Une coalition multinationale pour détruire Daech

Selon le sondage de BVA, publié le samedi 23 mai et commandé par Orange et i>télé, 55 % des Français sont favorables à une intervention militaire sur le terrain en Syrie.

Et c’est parmi les partisans du PS (66 %) et d’Europe Écologie Les Verts (65 %) que l’on trouve les plus chauds partisans de cette intervention. Ce qui n’est pas étonnant, ils sont devenus des “va-t-en guerre” convaincus, tant il est vrai que le président de la République François Hollande est bien mieux considéré et crédible par les Français comme chef de guerre que comme chef d’État et de gouvernement.

Il n’est pas question une seule seconde que des soldats français partent seuls se faire tuer pour s’opposer à l’État islamique.

Et pourquoi pas également en et en Libye ?

Bien sûr qu’il est impératif d’éradiquer, d’éliminer totalement l’État islamique, Al-Qaïda et Compagnie, que ce soit en Syrie, en Irak, en Libye ou ailleurs, mais il est non moins impératif que ce soit une force armée internationale qui s’y emploie, composée d’Européens, d’Américains, de Russes, de Britanniques, de Canadiens, d’Australiens et d’autres encore. Cela s’appelle une coalition multinationale.

Il ne faut pas que cette intervention armée sur le terrain s’éternise, s’englue, durant des mois, comme c’est le cas encore en Afghanistan. Tous les moyens nécessaires doivent donc être employés pour que cette opération dure le moins longtemps possible. Ces moyens techniques, militaires, humains existent.

Mais, il ne faut surtout pas qu’au Moyen-Orient se déroule le même processus qu’en Afrique.

Au Mali, en Centrafrique, et cela s’élargira, seule la France se bat sur le terrain dans un combat dont chaque jour qui passe ne voit pas la fin (et on ne la verra pas de sitôt car elle n’existe pas).

Les forces de l’État islamique ont un potentiel bien supérieur aux groupes islamiques subsahariens, en armement, en hommes et en objectif.
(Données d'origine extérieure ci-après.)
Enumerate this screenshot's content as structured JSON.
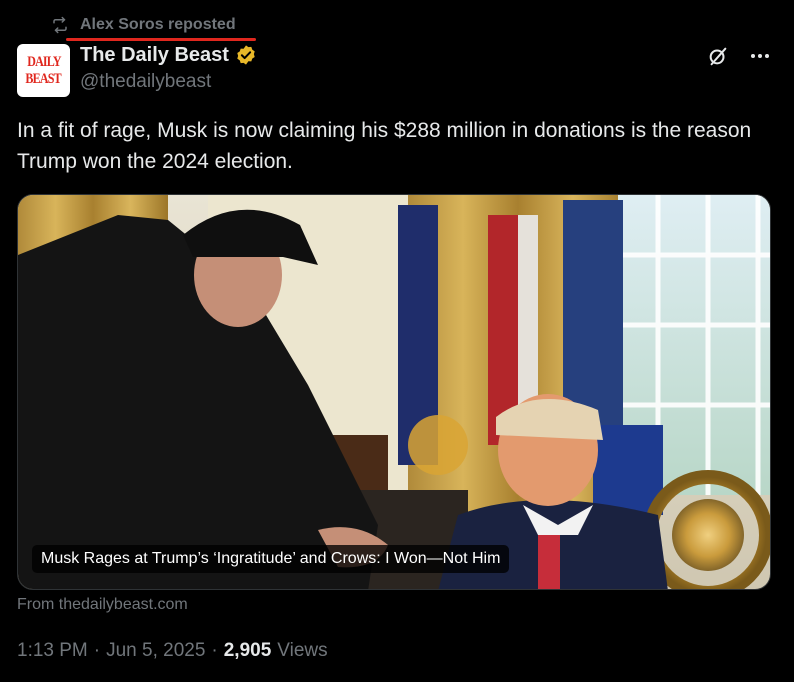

L’armée française sous-équipée et diminuée physiquement ne sera pas en mesure de sortir indemme de ce conflit. Nos pertes seraient très lourdes !

Nos Rafale poursuivront leurs frappes et le Charles-de-Gaulle sera toujours présent, assurant ainsi notre soutien à cette coalition multinationale.

Il est impératif que les nations se persuadent que notre ennemi principal n’est pas Bachar el-Assad mais l’État islamique.

Dans un récent discours, le président turc Erdoğan a clairement exprimé son soutien afin que l’État islamique étende son califat jusqu’en Occident, y compris en Espagne et – pourquoi pas ? – en France. Et de rayer Israël de la carte du monde.

C’est l’État islamique qui nous menace et non pas les “dictateurs” que nous avons aidés à chasser et qui en étaient les remparts.